Uzun yıllar boyunca yargıdaki uygulamalarda insana verilen zararlar, öğretiden gelen ve yukarda açıklanan etkilerle “can” zararı olarak değil “mal” zararı olarak değerlendirilmiş; haksız eylemden zarar gören kişilerin açtıkları davalarda tazminatın ölçüsü “malvarlığı eksilmesi” veya “kazanç kaybı” olmuş; yiten can veya eksilen sakat kalan beden, olay öncesinde eğer çalışıp kazanç elde etmiyorsa, parasal bir değer üretmiyorsa ya da ilerde çalışıp para kazanma olasılığı yoksa, maddi tazminat söz konusu olamayacağı türünden zarar sorumlularını tazminat ödemekten kurtaran sonuçlar yaratılmış; öte yandan her kişinin kazanç düzeyine göre tazminat tutarları farklı olmuş; kazancı yüksek olan fazla, kazancı düşük olan az tazminat almıştır.
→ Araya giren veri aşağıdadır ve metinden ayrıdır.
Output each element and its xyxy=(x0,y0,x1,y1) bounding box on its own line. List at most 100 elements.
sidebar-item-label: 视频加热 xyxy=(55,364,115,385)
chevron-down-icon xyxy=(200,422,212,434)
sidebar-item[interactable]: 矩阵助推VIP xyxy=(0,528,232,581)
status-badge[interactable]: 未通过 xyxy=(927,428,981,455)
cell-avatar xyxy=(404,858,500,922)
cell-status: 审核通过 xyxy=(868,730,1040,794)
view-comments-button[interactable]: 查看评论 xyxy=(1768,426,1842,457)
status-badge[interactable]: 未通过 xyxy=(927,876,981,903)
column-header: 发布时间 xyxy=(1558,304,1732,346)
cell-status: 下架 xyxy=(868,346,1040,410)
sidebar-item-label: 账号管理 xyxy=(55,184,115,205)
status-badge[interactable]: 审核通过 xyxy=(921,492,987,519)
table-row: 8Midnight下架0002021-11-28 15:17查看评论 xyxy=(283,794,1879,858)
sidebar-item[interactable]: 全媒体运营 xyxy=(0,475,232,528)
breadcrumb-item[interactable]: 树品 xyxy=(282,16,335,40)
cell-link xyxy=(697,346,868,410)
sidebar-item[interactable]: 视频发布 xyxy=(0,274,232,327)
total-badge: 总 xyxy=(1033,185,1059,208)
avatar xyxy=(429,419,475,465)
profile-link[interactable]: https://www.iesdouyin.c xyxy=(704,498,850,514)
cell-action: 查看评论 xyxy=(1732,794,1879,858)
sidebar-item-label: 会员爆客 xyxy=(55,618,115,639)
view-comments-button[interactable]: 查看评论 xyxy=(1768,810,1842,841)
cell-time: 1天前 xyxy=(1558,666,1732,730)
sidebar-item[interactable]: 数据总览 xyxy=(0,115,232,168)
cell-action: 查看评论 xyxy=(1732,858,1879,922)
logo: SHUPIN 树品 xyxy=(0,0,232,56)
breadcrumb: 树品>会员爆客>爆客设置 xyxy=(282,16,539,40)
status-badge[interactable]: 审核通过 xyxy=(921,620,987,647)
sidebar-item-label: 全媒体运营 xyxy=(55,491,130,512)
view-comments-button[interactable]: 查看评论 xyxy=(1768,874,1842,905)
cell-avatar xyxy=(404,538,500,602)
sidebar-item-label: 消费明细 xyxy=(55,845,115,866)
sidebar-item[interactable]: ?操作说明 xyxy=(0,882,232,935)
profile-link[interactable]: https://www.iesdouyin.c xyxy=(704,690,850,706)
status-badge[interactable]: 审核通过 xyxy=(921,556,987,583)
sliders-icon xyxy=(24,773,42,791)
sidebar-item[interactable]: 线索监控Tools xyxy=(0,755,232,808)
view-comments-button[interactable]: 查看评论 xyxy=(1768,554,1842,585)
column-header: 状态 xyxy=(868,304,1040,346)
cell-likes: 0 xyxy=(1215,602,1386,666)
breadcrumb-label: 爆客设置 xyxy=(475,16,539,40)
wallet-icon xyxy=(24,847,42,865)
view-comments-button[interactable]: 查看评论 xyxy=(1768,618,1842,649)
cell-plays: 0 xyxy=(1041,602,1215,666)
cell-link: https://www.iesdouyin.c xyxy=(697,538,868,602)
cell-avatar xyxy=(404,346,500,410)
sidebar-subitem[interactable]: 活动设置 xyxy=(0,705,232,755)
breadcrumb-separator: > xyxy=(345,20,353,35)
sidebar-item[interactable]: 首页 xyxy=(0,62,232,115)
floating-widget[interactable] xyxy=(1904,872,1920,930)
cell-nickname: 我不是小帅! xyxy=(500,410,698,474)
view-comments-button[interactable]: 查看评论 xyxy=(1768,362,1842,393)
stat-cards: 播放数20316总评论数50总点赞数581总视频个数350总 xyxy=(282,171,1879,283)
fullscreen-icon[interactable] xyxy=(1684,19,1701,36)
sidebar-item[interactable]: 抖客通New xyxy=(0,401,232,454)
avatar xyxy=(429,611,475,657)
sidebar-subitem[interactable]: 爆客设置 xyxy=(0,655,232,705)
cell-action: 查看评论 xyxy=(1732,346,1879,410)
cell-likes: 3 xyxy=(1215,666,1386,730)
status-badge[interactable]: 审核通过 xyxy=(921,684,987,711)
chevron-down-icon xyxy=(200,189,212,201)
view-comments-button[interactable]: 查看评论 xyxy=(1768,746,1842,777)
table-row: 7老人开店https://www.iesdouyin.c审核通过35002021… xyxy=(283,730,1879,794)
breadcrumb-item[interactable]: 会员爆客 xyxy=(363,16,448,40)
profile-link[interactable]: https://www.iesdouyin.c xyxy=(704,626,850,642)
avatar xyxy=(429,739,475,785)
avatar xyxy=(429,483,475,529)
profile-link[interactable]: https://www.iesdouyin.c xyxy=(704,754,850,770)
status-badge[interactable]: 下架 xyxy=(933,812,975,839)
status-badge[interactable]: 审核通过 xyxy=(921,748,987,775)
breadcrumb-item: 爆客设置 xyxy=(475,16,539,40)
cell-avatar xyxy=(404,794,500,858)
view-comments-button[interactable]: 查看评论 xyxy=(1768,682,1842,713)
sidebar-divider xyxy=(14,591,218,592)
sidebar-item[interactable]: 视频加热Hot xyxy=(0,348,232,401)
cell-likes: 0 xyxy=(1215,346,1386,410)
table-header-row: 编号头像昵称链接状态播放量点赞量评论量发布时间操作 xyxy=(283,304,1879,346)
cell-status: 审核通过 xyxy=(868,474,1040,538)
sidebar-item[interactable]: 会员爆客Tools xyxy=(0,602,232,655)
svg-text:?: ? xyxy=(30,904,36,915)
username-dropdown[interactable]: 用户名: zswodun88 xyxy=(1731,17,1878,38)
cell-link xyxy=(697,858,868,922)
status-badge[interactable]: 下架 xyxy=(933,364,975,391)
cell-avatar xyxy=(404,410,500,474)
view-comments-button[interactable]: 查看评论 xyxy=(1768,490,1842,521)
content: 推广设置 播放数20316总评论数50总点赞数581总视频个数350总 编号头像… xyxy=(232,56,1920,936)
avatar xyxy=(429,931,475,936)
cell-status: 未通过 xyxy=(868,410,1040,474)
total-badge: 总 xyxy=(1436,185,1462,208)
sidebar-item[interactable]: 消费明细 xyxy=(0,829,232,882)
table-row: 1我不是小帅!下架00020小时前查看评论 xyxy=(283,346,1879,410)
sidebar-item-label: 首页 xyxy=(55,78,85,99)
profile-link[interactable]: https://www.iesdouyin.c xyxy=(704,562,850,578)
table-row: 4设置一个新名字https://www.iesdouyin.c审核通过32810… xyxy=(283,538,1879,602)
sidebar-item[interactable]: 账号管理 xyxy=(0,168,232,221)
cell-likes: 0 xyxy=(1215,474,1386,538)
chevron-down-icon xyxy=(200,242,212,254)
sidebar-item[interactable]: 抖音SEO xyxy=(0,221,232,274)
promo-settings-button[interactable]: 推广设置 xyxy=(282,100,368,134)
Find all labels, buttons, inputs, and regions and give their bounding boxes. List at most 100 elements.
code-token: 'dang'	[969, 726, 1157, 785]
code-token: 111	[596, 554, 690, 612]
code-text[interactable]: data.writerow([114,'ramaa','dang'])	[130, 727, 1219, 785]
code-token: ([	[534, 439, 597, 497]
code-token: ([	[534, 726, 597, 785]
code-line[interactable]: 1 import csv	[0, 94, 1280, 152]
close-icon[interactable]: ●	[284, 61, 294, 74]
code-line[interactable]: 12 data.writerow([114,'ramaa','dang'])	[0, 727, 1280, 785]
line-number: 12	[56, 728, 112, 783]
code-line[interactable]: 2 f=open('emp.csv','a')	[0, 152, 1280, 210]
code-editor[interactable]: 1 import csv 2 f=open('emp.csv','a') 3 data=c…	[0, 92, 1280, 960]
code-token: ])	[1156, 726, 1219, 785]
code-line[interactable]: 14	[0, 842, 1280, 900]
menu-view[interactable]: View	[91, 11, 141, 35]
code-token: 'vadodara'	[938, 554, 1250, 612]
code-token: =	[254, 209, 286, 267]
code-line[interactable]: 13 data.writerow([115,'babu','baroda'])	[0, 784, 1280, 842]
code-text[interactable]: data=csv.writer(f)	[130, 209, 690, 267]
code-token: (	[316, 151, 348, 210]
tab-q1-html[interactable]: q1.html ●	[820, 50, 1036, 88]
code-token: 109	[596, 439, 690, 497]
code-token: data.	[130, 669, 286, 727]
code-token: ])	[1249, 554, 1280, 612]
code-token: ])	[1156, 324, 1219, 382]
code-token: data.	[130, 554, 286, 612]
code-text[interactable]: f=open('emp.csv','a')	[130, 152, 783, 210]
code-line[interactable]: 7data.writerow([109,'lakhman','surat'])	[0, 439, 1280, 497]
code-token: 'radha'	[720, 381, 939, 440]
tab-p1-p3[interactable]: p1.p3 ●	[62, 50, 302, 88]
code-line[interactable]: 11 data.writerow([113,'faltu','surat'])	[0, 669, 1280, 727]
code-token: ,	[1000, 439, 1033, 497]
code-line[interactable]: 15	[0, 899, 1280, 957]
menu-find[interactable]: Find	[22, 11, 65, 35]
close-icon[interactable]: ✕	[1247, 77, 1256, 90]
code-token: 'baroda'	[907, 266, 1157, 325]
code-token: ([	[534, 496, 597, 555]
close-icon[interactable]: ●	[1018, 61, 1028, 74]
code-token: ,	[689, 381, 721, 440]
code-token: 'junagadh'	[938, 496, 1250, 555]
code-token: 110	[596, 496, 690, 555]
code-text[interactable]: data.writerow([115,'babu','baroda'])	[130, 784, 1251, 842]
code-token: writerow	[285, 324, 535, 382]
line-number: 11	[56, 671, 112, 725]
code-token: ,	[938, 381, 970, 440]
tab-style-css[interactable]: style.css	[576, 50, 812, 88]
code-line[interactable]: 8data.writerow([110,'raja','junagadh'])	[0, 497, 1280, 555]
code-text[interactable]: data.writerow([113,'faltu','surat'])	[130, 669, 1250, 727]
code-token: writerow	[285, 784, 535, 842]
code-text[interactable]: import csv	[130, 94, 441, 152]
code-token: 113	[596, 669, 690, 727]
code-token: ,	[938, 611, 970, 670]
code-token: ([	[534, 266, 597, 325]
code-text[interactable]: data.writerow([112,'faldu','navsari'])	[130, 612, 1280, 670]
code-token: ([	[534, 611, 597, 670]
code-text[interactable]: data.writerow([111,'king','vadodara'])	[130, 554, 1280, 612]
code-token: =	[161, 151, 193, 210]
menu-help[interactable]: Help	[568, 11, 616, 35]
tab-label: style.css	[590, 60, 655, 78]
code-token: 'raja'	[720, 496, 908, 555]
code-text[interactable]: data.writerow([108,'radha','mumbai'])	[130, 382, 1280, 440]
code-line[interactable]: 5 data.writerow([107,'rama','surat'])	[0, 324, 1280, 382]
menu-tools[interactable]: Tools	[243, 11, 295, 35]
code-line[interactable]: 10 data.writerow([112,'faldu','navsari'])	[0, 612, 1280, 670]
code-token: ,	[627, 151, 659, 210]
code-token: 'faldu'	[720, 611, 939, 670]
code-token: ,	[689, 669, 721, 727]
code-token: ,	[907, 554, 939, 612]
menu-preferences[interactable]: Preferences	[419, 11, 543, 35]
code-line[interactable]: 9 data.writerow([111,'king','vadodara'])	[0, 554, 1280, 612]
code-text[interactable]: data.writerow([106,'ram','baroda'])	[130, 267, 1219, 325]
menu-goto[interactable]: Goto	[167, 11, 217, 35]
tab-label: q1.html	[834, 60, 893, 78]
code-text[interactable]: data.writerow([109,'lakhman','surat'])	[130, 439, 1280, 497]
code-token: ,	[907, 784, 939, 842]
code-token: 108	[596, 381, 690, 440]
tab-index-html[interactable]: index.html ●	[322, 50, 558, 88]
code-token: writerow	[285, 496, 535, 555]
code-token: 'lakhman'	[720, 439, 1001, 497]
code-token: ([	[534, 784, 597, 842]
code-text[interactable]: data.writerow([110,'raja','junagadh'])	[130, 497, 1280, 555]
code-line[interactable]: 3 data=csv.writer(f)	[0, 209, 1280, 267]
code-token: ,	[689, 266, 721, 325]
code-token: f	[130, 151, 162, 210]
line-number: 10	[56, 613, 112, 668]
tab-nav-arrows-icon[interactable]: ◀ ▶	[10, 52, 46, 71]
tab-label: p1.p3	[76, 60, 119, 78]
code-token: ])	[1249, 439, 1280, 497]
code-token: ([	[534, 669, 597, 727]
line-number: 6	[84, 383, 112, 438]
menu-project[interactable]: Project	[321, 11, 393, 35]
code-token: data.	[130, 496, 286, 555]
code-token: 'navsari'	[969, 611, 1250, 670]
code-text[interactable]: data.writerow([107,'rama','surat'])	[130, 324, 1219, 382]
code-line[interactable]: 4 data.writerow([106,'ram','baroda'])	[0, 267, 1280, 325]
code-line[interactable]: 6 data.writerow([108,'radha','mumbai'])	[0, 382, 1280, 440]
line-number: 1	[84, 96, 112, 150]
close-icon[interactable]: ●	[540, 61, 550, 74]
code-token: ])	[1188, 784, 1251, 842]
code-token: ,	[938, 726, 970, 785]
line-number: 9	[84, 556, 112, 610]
Maddi tazminatı “malvarlığı eksilmesi” ya da “kazanç kaybı” koşuluna bağlayan, bir işi ve kazancı olmayanlar, geliri ve parasal gücü bulunmayanlar yönünden “maddi zararı” kabul etmeyen anlayışın yarattığı adaletsizlik, geniş anlamda zarar tanımı içerisinde yer alan “kişi varlığı haklarında eksilme” kavramına dayandırılarak “manevi tazminat” ile giderilmek istenmiş ise de, uygulamada mahkemeler manevi tazminata karar vermeden önce “tarafların sosyal ve ekonomik düzeylerini” hiç de sağlıklı olmayan bir biçimde araştırdıktan sonra, manevi tazminatın miktarını belirlerken kişilerin malvarlığını, parasal gücünü, kazanç düzeyini gözönünde tuttuklarından, burada da etkin ölçü “can bedeli” değil, “malvarlığı değeri” olmuştur.